Human iPS cells are not permissive to HCMV infection
To test whether human iPS cells are refractory to HCMV infection as observed for mouse ES cells , iPS cells were infected with HCMV at an MOI of 3 and cultured for up to 15 days. No significant morphological changes were observed in HCMV infected iPS cells (Figure 2a) compared with mock infected cells (Figure 2b). Furthermore, expression of immediate early, early and late HCMV antigens were not detected by immunostaining (data not shown), indicating that human iPS cells are not permissive for HCMV infection.
HCMV infection of NSCs impairs neuronal differentiation
To investigate whether HCMV alters the differentiation of neural stem cells as reported with MCMV infection , neural rosettes (a distinct class of neural stem cells with a broad differentiation potential, see Figure 1c) were isolated manually and plated in 24-well plates at a density of 20–30 rosettes/well. The characteristic cellular organization of neural rosettes (wedge-shaped cells arranged radially around a central cavity) allows for their easy isolation from the differentiating iPS cells. After 3 hours to allow for attachment to the surface of the plastic plate, the neural rosettes were infected at MOI of 3 with HCMV and cultured in neurobasal medium. We initially monitored the morphological changes to assess the development of cytopathic effects (CPE) and neural differentiation. At day 3 post infection (p.i.) neuron-like cells appeared in the cultures and their number increased with time. Most of the neurons differentiated in infected cultures showed abnormal morphology compared to neurons differentiated in mock infected cultures (Figure 3a–3b). A moderate CPE (increased cell volume as well as the presence of intranuclear inclusion bodies) was observed in the infected cultures (Figure 3c, 3e). Immunostaining for pp65, a major component of the viral tegument, showed the presence of the protein in a substantial majority of the cells displaying CPE (see Figures 3d). The presence of viral antigens was also assayed by staining for immediate early, early and late HCMV antigens (Figure 3f). Immunostaining with ß-tubulin III (clone TuJ1) showed a substantial difference in neuronal morphology between infected and mock infected cultures, suggesting that HCMV affects neural differentiation (Figure 3a–b). Furthermore, immunocytochemical analysis revealed no staining for pp65 in most of the neurons differentiated from neural stem cells (see boxed areas, Figure 3g–h).
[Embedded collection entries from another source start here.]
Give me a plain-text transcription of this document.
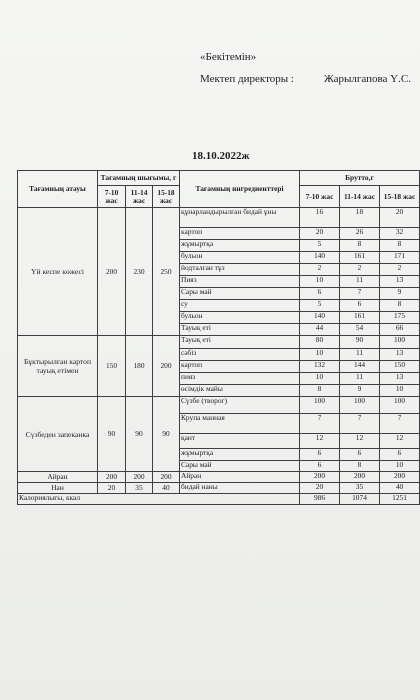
«Бекітемін»
Мектеп директоры :	Жарылгапова Ү.С.
18.10.2022ж
Тағамның атауы	Тағамның шығымы, г			Тағамның ингредиенттері	Брутто,г		
	7-10 жас	11-14 жас	15-18 жас		7-10 жас	11-14 жас	15-18 жас
Үй кеспе көжесі	200	230	250	құнарландырылған бидай ұны	16	18	20
				картоп	20	26	32
				жұмыртқа	5	8	8
				бульон	140	161	171
				йодталған тұз	2	2	2
				Пияз	10	11	13
				Сары май	6	7	9
				су	5	6	8
				бульон	140	161	175
				Тауық еті	44	54	66
Бұктырылған картоп тауық етімен	150	180	200	Тауық еті	80	90	100
				сәбіз	10	11	13
				картоп	132	144	150
				пияз	10	11	13
				өсімдік майы	8	9	10
Сүзбеден запеканка	90	90	90	Сүзбе (творог)	100	100	100
				Крупа манная	7	7	7
				қант	12	12	12
				жұмыртқа	6	6	6
				Сары май	6	8	10
Айран	200	200	200	Айран	200	200	200
Нан	20	35	40	бидай наны	20	35	40
Калориялығы, ккал					986	1074	1251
Weak to moderate staining of pp65 was detected in only a few neurons (Figure 3i–3j). It is noteworthy that a conspicuous fraction of infected cells (expressing the viral antigen pp65) displayed a strong staining for Tuj1 (Figure 3g–h), whilst in mock infected cultures only cells with neuronal morphology were stained with Tuj1 (Figure 3a). Taken together, these results suggest that HCMV impairs neural differentiation in neuronal stem cells.
Top panel. Identification of neurons differentiating in mock infected (a) and infected (b) cultures by Tuj 1 immnostaining (red). The presence of HCMV antigens in infected cells displaying CPE (c, e) was determined by staining for pp65 (d) and blend (f, see material and methods). (g–j): Analysis of neurons differentiating from infected neural rosettes. Co-immunostaining for Tuj1 (red) and pp65 (green) showed that cells expressing the virus antigen (h) strongly stain for Tuj1 (g). Most of the cells with neuronal morphology stain for Tuj1 (g, within the box, left) but not for pp65 (g, within the box, left). Co-expression of ß-tubulin III (i) and pp65 (j) was observed only in a small fraction of neurons (indicated by arrowheads). Scale bar is 50 µm. Bottom panel. FACS analysis of neural stem cells viability after HCMV infection (day 15 p.i.).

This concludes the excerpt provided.